Good Readin': Systemic Social Change, Collective Impact
In the great nebulous field that is social innovation, one of the ongoing debates is whether the term should be used to describe any effort aimed at social change or whether the term should be reserved for thos efforts that lead to systemic impact. How new, how big and how creative does an effort need to be to earn the label "social innovation"? I prefer to avoid the debate myself; perhaps not a wholly appropriate strategy but it does help to keep me sane and to focus on actually effecting change, whatever you call it. But if there's one thing I think we can all agree on, it's the need for more examples of social innovation and - perhaps even more importantly - examples of strategies or methodologies that can be employed to foster social change. And if it's systemic, all the better.
I was really impressed with a recent article in the Stanford Social Innovation Review called Collective Impact. It highlights (in particular) the case study of Strive, an effort to improve student success in Greater Cincinnati. The key to Strive's success? A systemic approach that coordinates action across the spectrum of 'intervention points' - nonprofit organizations, schools, funders, government and individual actors.

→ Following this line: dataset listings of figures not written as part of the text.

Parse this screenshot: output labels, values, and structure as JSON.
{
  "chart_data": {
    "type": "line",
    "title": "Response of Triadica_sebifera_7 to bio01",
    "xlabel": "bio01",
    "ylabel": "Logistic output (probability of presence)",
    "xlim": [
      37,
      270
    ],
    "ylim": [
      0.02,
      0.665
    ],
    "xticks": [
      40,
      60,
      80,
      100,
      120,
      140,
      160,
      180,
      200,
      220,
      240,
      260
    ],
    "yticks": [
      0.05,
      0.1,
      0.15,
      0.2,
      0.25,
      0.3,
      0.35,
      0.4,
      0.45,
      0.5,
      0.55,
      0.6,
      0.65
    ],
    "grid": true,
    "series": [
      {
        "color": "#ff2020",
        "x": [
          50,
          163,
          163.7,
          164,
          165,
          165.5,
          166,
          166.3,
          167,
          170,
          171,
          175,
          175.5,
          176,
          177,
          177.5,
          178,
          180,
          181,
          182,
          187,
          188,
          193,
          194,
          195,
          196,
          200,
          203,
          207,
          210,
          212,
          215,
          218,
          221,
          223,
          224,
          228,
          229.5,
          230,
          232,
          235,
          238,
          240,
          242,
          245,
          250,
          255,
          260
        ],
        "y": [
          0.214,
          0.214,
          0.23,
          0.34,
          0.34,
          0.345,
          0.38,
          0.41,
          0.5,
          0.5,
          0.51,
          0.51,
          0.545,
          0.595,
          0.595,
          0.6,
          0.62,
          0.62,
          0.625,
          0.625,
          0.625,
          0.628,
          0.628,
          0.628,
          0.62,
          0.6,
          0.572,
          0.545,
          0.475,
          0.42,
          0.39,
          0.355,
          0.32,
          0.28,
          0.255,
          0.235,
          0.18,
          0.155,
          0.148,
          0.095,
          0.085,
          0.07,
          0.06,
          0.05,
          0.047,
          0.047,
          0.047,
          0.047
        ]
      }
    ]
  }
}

Strive is succeeding by defining a common agenda and working across organizations and sectors to pursue that agenda in a systematic way.
The case brings to light the often futile approach of current funding and intervention practices. We too often try to advance an agenda through a single organization or project - efforts that begin to make inroads get additional funding, and we end up supporting a bunch of important but isolated and disconnected initiatives, resulting in isolated and disconnected impact. Ultimately, these initiatives just can't succeed at creating the systemic impact we seek; it takes large-scale coordination - beyond the simple 'collaboration' of a few players - to really alter the structures and foundations that create the challenges we hope to address.
If this sounds difficult, let me (and the authors) assure you that it is. This kind of coordination takes incredible work and dedication, perhaps one of the reasons why we so often default into typical one-off funding practices (which have their own systemic challenges, entrenched in our sector). But it can be done! And among the novel and vital findings of the Strive project is the importance of a capable third-party whose exlusive responsibility is the coordination of the multi-player effort. This finding rings true with our own experiences using the Constellation Governance Model.
We need more Strives. And we need more data on similar efforts and methodologies that are fostering social change. The Collective Impact approach offers promising insight into how we can better organize for systemic social change - if we're willing to put in the hard work and commitment that will be necessary to its success.